Recently I had an unexpected epiphany: I realized I needed to forgive myself.
As a Christian, forgiveness seems like a pretty basic concept. God forgave us, so we must forgive others. We need to let go of offense, get rid of bitterness, and release to others the grace we have been shown. It’s one of those deceptively simple Sunday School concepts that comes back to bite you when you’re an adult.
Forgiveness is difficult. First of all, it’s difficult because you have to be self-aware. You can’t let go of offense unless you are aware that you are offended.
That may sound simple, but I’ve come to realize that I’m very good at hiding my feelings from myself. Sometimes it’s one big sweep under the rug after a trauma. My survival instinct tells me I can’t handle it, so down it goes. Other times, it happens in bits and pieces: One hurtful word here, one slight snub there, and before I know it, a huge monstrosity is hiding just under the surface.
Second, it’s difficult because you have to make an unnatural choice.
Forgiveness goes against your pride, your sense of justice, and probably your emotions. The only way to really be capable of this radical act is by being on the receiving end first. By experiencing the power of being shown forgiveness. When we are wronged, we want an apology. We want to see remorse, receive a promise of changed behavior. We may even want to see the person punished. Many times, we are right for wanting those things. But often we can’t control whether or not those things happen. The only thing we can control is whether we forgive.
And though I sometimes still struggle with it, I do believe forgiveness is the right choice. For our own health and freedom.
So back to my epiphany.
One evening not too long ago, I did an unforgiveness purge. I went through this whole list of people I hadn’t even realized I harbored bitterness towards. Whoever came to mind, I forgave. I didn’t justify their actions to convince myself to let go, I simply chose to. Plain and simple. The exercise was a lot more emotional than I expected.
And then, I felt God whisper that there was one more step left to take. I needed to forgive myself.
Forgive myself? For what?
The first thing that came out of my mouth was, “I forgive myself for not being perfect.” And I started to cry. That’s when I realized that I have not been kind to myself lately.

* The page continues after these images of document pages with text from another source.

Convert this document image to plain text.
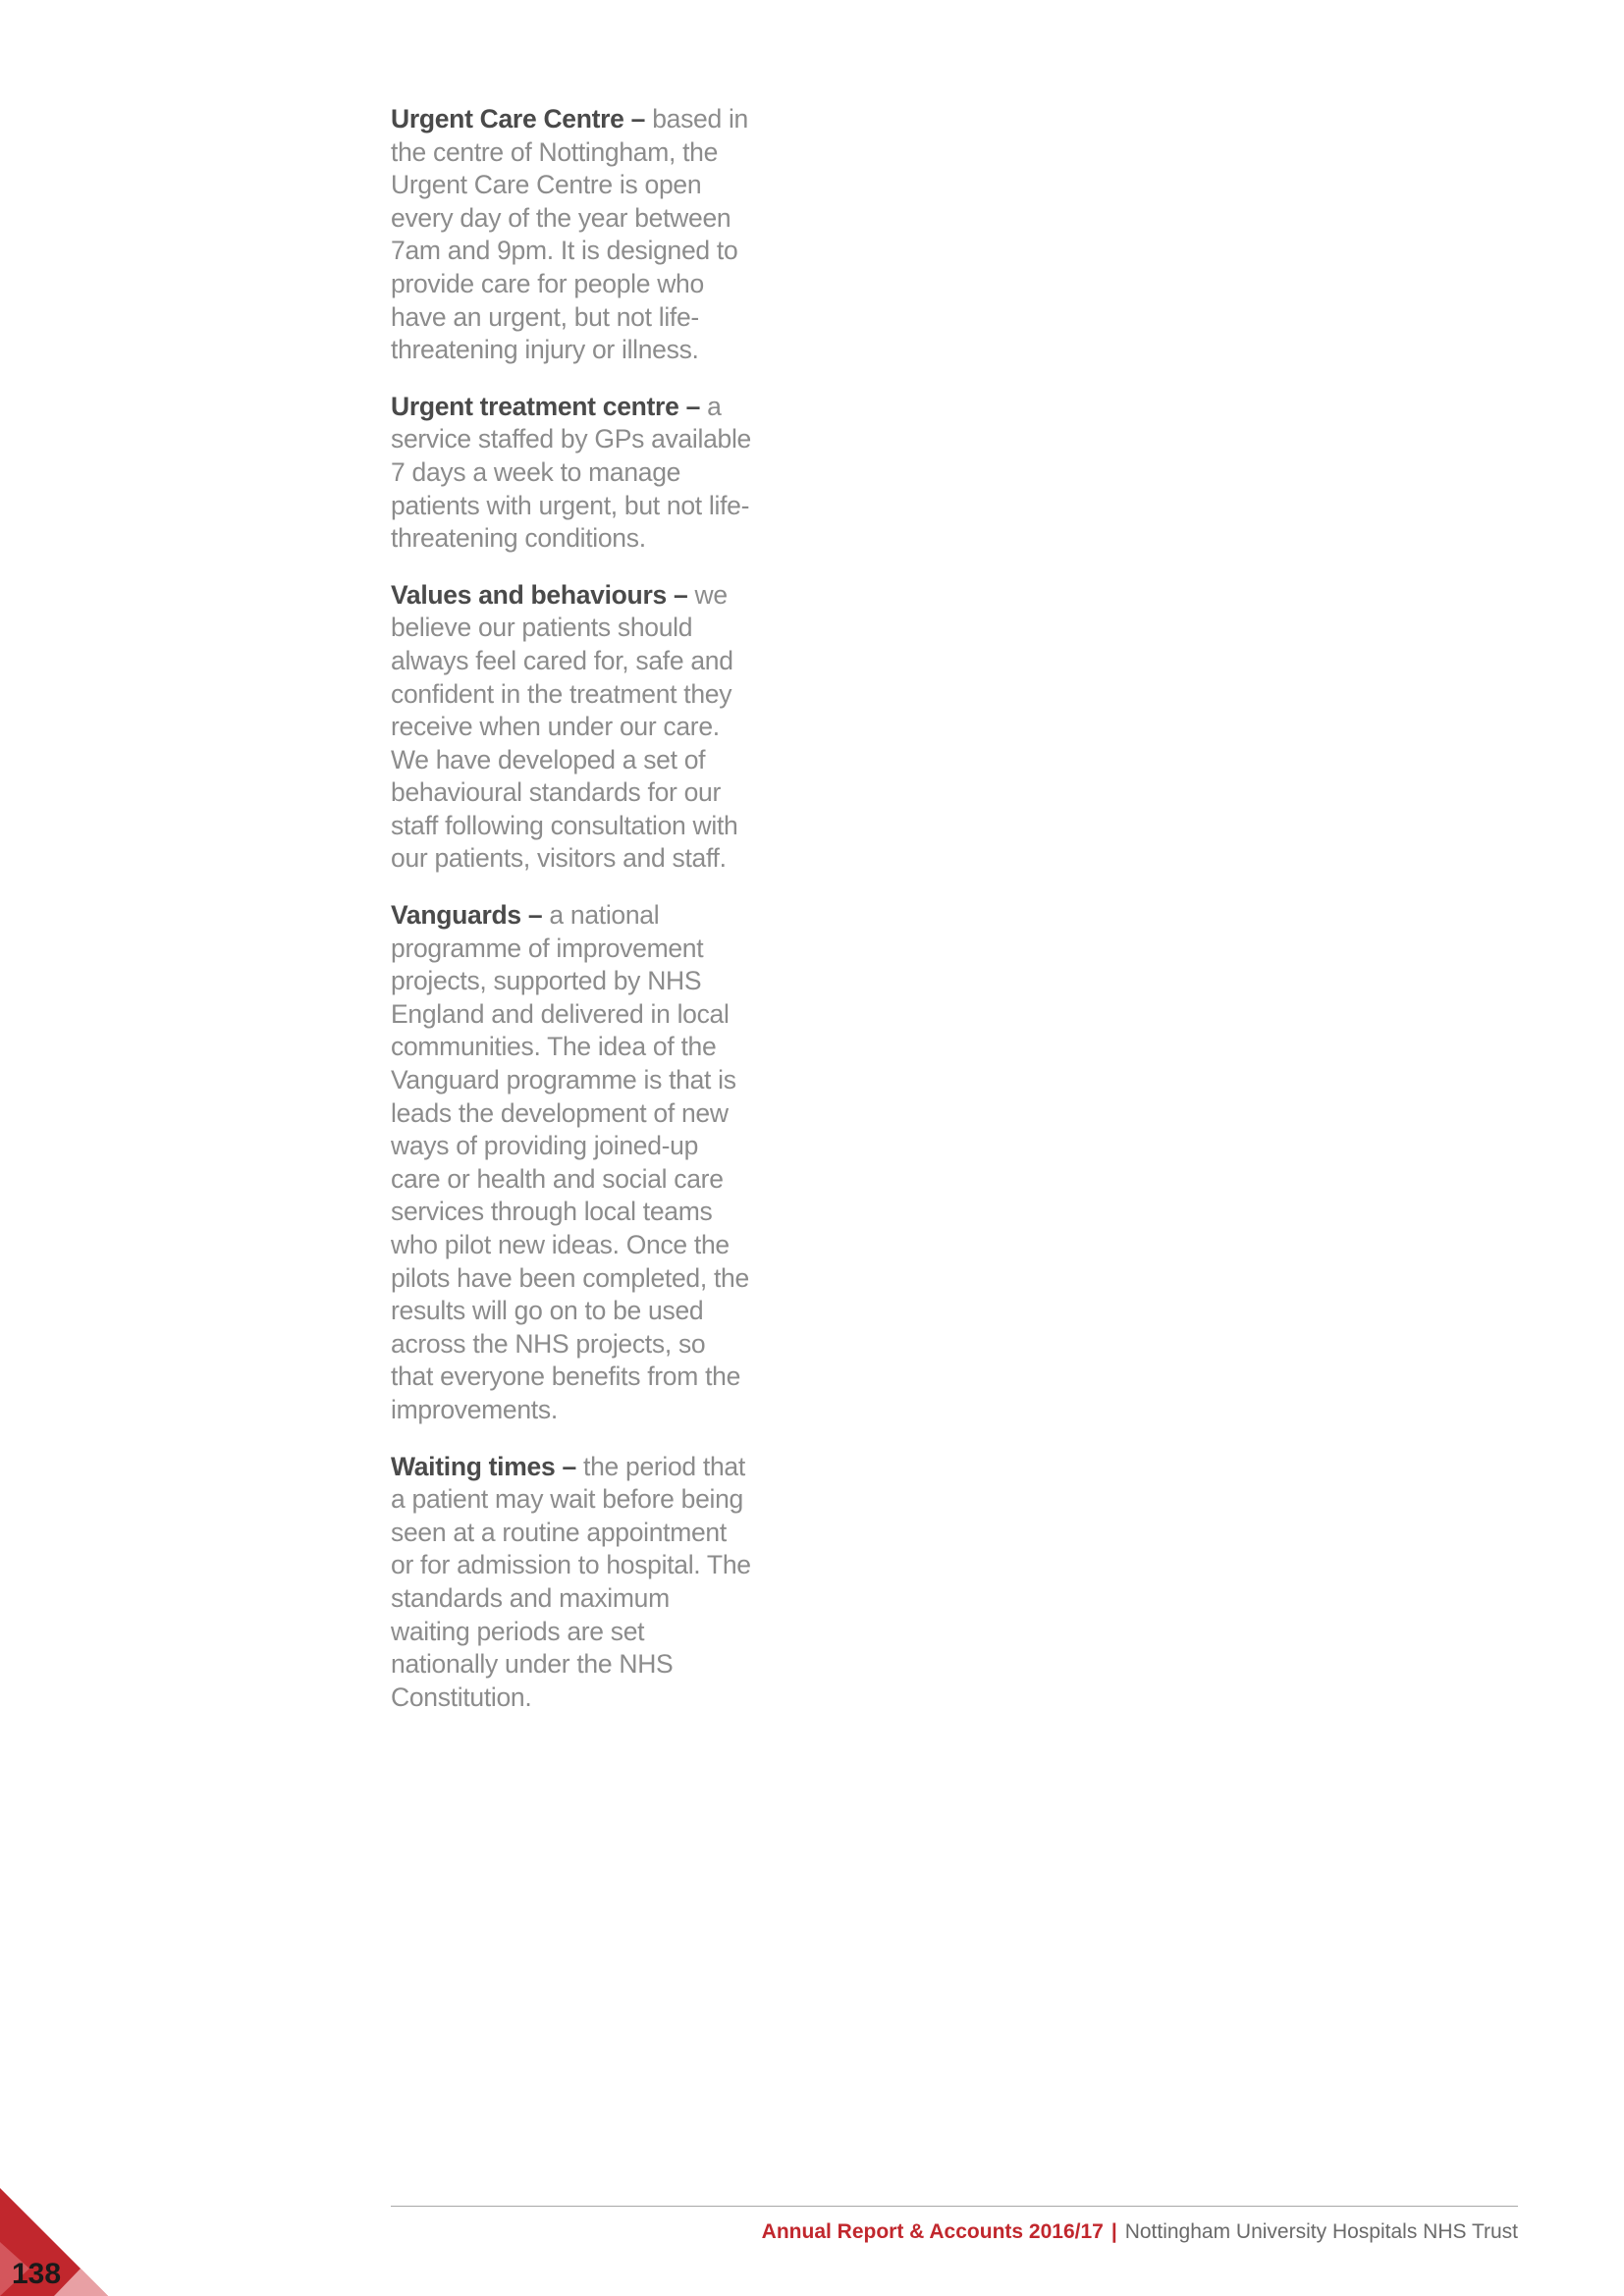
Urgent Care Centre – based in the centre of Nottingham, the Urgent Care Centre is open every day of the year between 7am and 9pm. It is designed to provide care for people who have an urgent, but not life-threatening injury or illness.

Urgent treatment centre – a service staffed by GPs available 7 days a week to manage patients with urgent, but not life-threatening conditions.

Values and behaviours – we believe our patients should always feel cared for, safe and confident in the treatment they receive when under our care. We have developed a set of behavioural standards for our staff following consultation with our patients, visitors and staff.

Vanguards – a national programme of improvement projects, supported by NHS England and delivered in local communities. The idea of the Vanguard programme is that is leads the development of new ways of providing joined-up care or health and social care services through local teams who pilot new ideas. Once the pilots have been completed, the results will go on to be used across the NHS projects, so that everyone benefits from the improvements.

Waiting times – the period that a patient may wait before being seen at a routine appointment or for admission to hospital. The standards and maximum waiting periods are set nationally under the NHS Constitution.

Annual Report & Accounts 2016/17 | Nottingham University Hospitals NHS Trust
138
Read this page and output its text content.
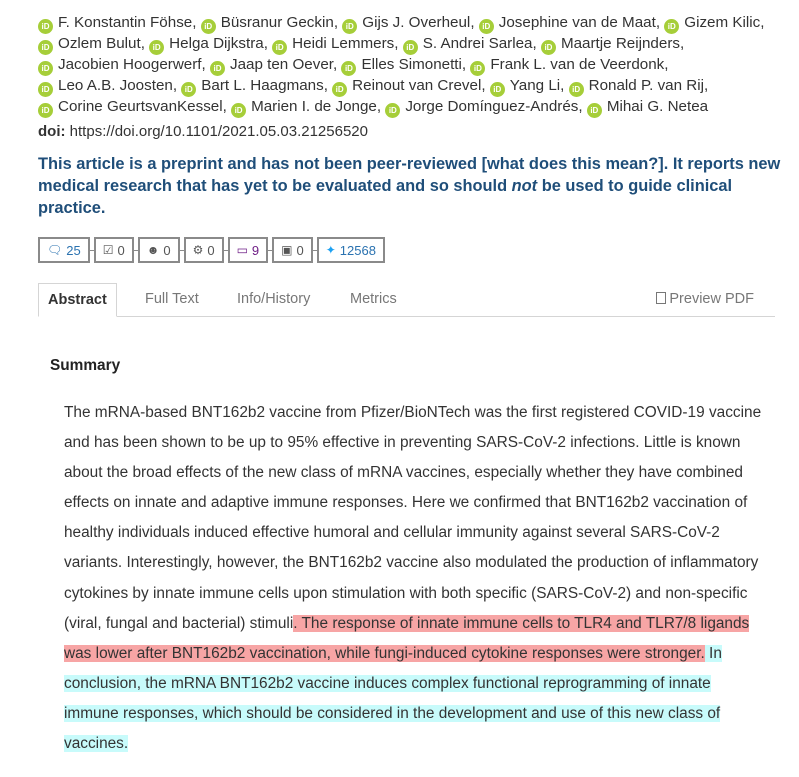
iD F. Konstantin Föhse, iD Büsranur Geckin, iD Gijs J. Overheul, iD Josephine van de Maat, iD Gizem Kilic, iD Ozlem Bulut, iD Helga Dijkstra, iD Heidi Lemmers, iD S. Andrei Sarlea, iD Maartje Reijnders, iD Jacobien Hoogerwerf, iD Jaap ten Oever, iD Elles Simonetti, iD Frank L. van de Veerdonk, iD Leo A.B. Joosten, iD Bart L. Haagmans, iD Reinout van Crevel, iD Yang Li, iD Ronald P. van Rij, iD Corine GeurtsvanKessel, iD Marien I. de Jonge, iD Jorge Domínguez-Andrés, iD Mihai G. Netea
doi: https://doi.org/10.1101/2021.05.03.21256520
This article is a preprint and has not been peer-reviewed [what does this mean?]. It reports new medical research that has yet to be evaluated and so should not be used to guide clinical practice.
🗨 25 ☑ 0 ☻ 0 ⚙ 0 ▭ 9 ▣ 0 ✦ 12568
Abstract	Full Text	Info/History	Metrics	Preview PDF
Summary
The mRNA-based BNT162b2 vaccine from Pfizer/BioNTech was the first registered COVID-19 vaccine and has been shown to be up to 95% effective in preventing SARS-CoV-2 infections. Little is known about the broad effects of the new class of mRNA vaccines, especially whether they have combined effects on innate and adaptive immune responses. Here we confirmed that BNT162b2 vaccination of healthy individuals induced effective humoral and cellular immunity against several SARS-CoV-2 variants. Interestingly, however, the BNT162b2 vaccine also modulated the production of inflammatory cytokines by innate immune cells upon stimulation with both specific (SARS-CoV-2) and non-specific (viral, fungal and bacterial) stimuli. The response of innate immune cells to TLR4 and TLR7/8 ligands was lower after BNT162b2 vaccination, while fungi-induced cytokine responses were stronger. In conclusion, the mRNA BNT162b2 vaccine induces complex functional reprogramming of innate immune responses, which should be considered in the development and use of this new class of vaccines.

There is something to be said for self-love. I’ve probably said it before, but I’m going to say it again: Loving yourself is important. Jesus said the most important commandments were to love God and to love others as yourself. Love God. And love others. As yourself.
What is self-love?
It’s not self-absorption, self-indulgence, or self-centeredness. Self-love is simply being kind to yourself. Showing yourself grace when you make mistakes, when you disappoint yourself, when you get lost. Self-love is encouraging yourself, choosing to affirm the good instead of focusing on the bad. It’s forgiving yourself––not defining yourself by your mistakes. It’s treating yourself the way God treats you. If God is willing to forgive and forget your sin, then you probably should, too. Sometimes I have a standard for myself that is different than God’s. One thing I’m still learning is to submit to God’s standard.
I want the performance, meeting, or conversation to be perfect, and it isn’t. So I’m tempted to be negative about it. But God’s view is completely different. God sees my sincerity and my boldness, He sees how much progress I’ve made. God sees the way I faced my fears or restrained my anger. He magnifies the few amazing moments that happened, no matter how small or brief.
God values the heart. God affirms the process. And God always knows a new beginning is possible, if needed.
Slowly but surely, I’m learning to see the way God does. Because of the way God treats me, I’m learning to not only forgive others, but also show grace to myself. And it changes everything. That’s the power of love.